Le 24 mai 1994, le corps martyrisé de cette lycéenne de 17 ans est retrouvé à deux pas de son lycée. Pourquoi aura-t-il fallu 27 ans pour identifier un suspect ? Grâce à son ADN, un homme de 54 ans est interpellé à Rennes mardi 30 novembre. Un soulagement dans le village où vivait la jeune fille, ici tout le monde la connaissait. Mais la justice aurait-elle pu identifier ce suspect beaucoup plus tôt, il y a près de vingt ans ?

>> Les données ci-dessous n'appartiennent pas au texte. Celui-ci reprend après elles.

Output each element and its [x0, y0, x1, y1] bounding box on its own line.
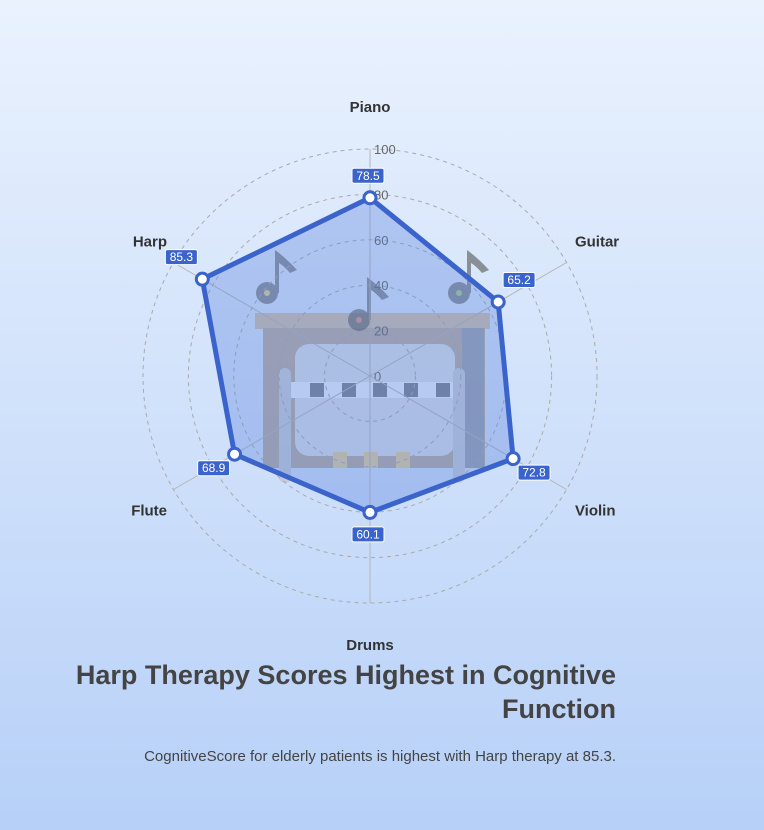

En 1996, le suspect au lourd passé judiciaire est condamné pour viol, puis impliqué dans une nouvelle affaire similaire en 2000. À l’époque, l’ADN en est à ses balbutiements, mais il existe depuis peu un fichier national des empreintes génétiques. Ce fichier supposé contenir l’ADN de personnes condamnées pour des crimes sexuels, ne contenait pas celui du suspect. Ce n’est que dans le cadre d’une récente affaire de violences conjugales que son ADN est mis dans le fichier, et que le lien se fait. L’ADN du suspect correspond à un cheveu retrouvé sur la scène de crime en 1994. L’homme serait passé aux aveux mercredi 1er décembre, sans pouvoir expliquer le mobile de son crime.